11. Sur le trouble de jouissance et le préjudice moral
Nonobstant la question du choix des matériaux, il demeure que la SARL [D], pour l'essentiel, est à l'origine des tracas les plus importants subis par les maîtres de l'ouvrage, en raison dans tous les cas de la piètre qualité des prestations techniques qu'elle a fournies et des reprises rendues nécessaires pour y remédier. En conséquence, il convient d'allouer à M. [Q] et Mme [B] ensemble, au titre de ces préjudices qui dans le cas présent se confondent en un seul dommage global, la somme de 6000 EUR, à charge de l'entreprise [D].
12. Sur l'article 700 du code de procédure civile
L'équité commande que la SARL [D] paye en application de ce texte, aux consorts [Q] et [B] ensemble la somme unique de 5000 EUR, au titre de la première instance et de l'appel.

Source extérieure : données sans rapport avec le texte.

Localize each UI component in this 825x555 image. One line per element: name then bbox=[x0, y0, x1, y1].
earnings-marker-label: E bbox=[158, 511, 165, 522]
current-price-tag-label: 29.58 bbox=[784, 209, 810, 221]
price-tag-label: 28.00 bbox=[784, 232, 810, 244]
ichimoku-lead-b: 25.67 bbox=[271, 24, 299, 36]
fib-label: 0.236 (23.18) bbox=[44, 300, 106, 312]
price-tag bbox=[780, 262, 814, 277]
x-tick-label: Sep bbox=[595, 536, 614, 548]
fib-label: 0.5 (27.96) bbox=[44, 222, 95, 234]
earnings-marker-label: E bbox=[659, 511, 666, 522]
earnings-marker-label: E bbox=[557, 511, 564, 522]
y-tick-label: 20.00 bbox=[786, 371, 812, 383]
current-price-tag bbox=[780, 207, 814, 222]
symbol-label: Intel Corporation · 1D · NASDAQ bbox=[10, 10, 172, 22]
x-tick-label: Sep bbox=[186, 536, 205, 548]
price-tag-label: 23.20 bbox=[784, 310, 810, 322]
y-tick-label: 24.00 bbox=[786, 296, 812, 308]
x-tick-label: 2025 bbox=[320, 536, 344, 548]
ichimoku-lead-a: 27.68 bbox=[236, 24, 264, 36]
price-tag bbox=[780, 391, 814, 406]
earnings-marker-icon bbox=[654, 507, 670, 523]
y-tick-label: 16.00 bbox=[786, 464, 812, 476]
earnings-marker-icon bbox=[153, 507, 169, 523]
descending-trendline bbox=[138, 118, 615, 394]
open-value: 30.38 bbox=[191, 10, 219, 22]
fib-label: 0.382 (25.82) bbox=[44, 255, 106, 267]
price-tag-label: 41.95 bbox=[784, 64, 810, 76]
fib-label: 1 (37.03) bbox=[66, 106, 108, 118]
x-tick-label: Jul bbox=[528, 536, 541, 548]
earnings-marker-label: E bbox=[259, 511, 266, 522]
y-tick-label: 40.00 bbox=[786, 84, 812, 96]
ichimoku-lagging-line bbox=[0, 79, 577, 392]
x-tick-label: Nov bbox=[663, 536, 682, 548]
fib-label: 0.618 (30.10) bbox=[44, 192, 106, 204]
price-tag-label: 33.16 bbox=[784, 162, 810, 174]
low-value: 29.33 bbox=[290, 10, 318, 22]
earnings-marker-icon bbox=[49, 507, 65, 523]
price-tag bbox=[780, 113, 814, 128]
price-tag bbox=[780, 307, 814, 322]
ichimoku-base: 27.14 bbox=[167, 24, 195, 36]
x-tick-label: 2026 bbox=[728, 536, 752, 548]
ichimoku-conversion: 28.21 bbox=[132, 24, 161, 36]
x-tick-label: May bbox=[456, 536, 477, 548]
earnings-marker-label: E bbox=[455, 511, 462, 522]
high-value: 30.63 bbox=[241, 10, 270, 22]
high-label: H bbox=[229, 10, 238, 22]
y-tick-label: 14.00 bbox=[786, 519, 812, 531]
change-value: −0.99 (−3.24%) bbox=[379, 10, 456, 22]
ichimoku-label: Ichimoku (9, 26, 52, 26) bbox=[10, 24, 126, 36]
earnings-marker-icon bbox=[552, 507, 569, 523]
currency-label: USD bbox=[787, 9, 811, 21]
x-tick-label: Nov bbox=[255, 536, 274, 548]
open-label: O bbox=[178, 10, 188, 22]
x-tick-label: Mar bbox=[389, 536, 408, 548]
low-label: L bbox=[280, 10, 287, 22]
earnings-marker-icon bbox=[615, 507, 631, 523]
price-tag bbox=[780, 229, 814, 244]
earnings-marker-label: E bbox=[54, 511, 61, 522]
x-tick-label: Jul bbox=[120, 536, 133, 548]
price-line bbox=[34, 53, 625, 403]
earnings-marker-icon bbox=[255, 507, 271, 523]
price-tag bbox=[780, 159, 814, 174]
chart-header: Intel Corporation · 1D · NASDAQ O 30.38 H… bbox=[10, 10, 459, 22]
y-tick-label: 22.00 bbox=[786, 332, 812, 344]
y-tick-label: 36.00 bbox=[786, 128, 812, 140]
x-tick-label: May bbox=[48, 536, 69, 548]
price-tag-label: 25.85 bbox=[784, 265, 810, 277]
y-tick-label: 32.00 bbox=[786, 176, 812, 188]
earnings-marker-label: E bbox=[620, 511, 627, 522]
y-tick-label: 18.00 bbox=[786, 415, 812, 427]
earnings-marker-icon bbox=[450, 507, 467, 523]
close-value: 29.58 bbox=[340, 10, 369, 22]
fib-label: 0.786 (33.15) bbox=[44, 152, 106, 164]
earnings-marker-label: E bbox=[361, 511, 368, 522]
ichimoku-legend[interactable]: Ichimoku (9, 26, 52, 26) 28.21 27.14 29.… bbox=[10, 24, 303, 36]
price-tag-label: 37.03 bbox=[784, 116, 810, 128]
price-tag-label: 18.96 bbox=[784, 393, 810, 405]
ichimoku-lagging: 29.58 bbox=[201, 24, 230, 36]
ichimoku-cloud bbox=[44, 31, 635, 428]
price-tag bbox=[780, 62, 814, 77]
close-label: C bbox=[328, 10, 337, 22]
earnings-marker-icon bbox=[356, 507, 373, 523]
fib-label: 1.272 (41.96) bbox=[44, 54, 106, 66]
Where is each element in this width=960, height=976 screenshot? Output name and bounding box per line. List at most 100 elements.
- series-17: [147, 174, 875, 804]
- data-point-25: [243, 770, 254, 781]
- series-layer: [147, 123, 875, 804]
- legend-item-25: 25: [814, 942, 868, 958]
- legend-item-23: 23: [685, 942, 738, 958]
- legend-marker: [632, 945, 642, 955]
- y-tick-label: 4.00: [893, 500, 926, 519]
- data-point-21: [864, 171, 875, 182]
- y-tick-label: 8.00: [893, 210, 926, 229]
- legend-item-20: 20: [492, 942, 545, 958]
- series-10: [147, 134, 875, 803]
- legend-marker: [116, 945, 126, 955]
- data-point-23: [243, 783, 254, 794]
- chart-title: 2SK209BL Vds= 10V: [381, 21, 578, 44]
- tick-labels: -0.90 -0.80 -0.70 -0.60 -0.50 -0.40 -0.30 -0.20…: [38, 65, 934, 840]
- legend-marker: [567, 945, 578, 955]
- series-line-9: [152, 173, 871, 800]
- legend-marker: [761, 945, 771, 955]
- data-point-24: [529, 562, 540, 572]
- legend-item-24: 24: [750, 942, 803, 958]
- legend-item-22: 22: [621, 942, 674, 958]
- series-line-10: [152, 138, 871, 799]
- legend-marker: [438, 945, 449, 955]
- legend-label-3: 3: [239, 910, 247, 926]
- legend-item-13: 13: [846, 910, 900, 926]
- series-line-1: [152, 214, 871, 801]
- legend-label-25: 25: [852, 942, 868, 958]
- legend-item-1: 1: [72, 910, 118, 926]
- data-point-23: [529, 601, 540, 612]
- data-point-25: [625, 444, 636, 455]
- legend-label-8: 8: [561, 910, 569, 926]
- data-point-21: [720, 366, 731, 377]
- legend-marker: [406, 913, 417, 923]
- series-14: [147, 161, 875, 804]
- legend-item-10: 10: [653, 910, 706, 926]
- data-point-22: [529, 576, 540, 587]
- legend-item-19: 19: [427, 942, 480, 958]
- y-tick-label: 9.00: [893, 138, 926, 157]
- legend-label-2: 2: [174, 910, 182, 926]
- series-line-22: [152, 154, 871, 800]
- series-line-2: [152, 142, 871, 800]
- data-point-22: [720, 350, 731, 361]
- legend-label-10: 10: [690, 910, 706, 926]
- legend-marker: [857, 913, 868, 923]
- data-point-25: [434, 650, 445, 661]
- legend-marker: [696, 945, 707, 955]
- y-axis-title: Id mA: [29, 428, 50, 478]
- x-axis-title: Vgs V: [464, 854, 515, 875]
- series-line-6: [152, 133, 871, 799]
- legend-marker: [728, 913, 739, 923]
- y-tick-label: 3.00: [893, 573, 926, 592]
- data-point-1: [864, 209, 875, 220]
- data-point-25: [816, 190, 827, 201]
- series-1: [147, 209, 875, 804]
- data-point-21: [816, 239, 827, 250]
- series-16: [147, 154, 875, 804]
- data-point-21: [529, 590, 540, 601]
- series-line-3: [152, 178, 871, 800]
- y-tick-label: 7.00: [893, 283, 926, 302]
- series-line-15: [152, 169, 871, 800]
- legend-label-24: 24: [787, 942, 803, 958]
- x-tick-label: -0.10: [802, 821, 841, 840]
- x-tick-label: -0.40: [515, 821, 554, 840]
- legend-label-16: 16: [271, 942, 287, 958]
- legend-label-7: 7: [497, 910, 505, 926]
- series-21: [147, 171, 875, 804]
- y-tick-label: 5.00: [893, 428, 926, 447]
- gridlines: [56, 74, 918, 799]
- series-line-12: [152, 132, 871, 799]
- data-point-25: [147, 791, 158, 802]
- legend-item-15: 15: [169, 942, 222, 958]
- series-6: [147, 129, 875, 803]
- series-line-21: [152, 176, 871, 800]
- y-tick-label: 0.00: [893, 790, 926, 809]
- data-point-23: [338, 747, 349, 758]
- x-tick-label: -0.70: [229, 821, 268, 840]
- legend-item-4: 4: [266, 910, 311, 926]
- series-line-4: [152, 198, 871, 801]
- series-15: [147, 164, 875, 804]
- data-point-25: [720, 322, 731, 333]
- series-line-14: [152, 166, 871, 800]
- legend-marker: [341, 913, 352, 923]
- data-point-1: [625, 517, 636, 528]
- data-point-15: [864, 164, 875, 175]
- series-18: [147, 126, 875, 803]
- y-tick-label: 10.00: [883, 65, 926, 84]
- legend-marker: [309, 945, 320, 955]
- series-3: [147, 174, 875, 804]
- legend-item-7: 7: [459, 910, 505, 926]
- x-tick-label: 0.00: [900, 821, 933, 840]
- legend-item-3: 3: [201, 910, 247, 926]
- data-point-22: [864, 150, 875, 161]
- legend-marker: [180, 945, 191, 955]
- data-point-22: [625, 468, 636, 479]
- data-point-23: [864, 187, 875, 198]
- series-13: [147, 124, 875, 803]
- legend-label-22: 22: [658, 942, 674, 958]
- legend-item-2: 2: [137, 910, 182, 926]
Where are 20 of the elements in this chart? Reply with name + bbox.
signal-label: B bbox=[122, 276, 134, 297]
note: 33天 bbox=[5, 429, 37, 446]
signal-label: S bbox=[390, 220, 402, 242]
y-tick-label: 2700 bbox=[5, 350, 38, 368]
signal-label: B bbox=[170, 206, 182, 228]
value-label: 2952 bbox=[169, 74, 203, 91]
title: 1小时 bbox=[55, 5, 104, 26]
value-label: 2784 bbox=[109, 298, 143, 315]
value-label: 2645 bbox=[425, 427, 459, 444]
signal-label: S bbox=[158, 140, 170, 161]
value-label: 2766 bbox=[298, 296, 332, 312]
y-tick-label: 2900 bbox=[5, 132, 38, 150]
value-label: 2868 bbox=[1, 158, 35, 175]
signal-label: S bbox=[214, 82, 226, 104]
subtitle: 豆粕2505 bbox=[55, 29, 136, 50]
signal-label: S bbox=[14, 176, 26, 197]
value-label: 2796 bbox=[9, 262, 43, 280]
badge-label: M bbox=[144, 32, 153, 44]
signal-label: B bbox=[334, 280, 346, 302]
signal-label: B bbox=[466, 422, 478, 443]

Il n'y a pas lieu à d'autres applications de ce texte.
13. Sur les dépens
La SARL [D] supportera les dépens de première instance et d'appel, comprenant le coût de l'expertise judiciaire.
PAR CES MOTIFS
La cour, statuant publiquement et par arrêt rendu par défaut,
Infirme le jugement, sauf en ce que le tribunal judiciaire de Montluçon :
CONDAMNE la société E.M.J. Électricité à verser à Madame [P] [B] et à Monsieur [G] [Q], pris ensemble, la somme hors-taxes de 40 € (cache sur des prises) sauf si mieux n'aime exécuter l'obligation par une prestation en nature mais condamne par ailleurs les maîtres d'ouvrage à verser à cette dernière société pour solde sur factures, la somme de 688,48 € TTC et ORDONNE compensation, en tant que de besoin ;
Et :
DÉBOUTE toutes les parties de l'ensemble de leurs demandes à l'encontre de la SA AXA FRANCE IARD prise en sa qualité d'assureur responsabilité civile décennale tant de la société E.M.J. Électricité que de la société INTERBAT 63 ;
Statuant à nouveau pour le reste :
' Condamne la SARL [D] à payer aux consorts [G] [Q] et [P] [B] ensemble la somme de 16 720 EUR TTC, qui sera indexée sur l'indice BT 01 à compter de la date de l'expertise judiciaire, soit le 5 février 2022 ;
' Condamne la SARL INTERBAT 63 à payer aux consorts [G] [Q] et [P] [B] ensemble la somme de 2607 EUR TTC qui sera indexée sur l'indice BT 01 à compter de la date de l'expertise judiciaire, soit le 5 février 2022 ;
' condamne la SARL [E], sous la garantie de son assureur la compagnie MAF, à payer au consort [G] [Q] et [P] [B] ensemble la somme de 1200 EUR TTC qui sera indexée sur l'indice BT 01 à compter de la date de l'expertise judiciaire, soit le 5 février 2022 ;
' Condamne M. [G] [Q] et Mme [P] [B] à payer à la SARL [E] la somme de 5000 EUR TTC ;
' Condamne la SARL [D] à payer à M. [G] [Q] et Mme [P] [B] ensemble la somme de 6000 EUR en réparation de leur préjudice moral et de jouissance ;
' Condamne la SARL [D] à payer aux consorts [Q] et [B] ensemble la somme unique de 5000 EUR en application de l'article 700 du code de procédure civile au titre de la première instance et de l'appel ;
Condamne la SARL [D] aux dépens de première instance et d'appel comprenant le coût de l'expertise judiciaire ;
Déboute les parties de leurs autres demandes.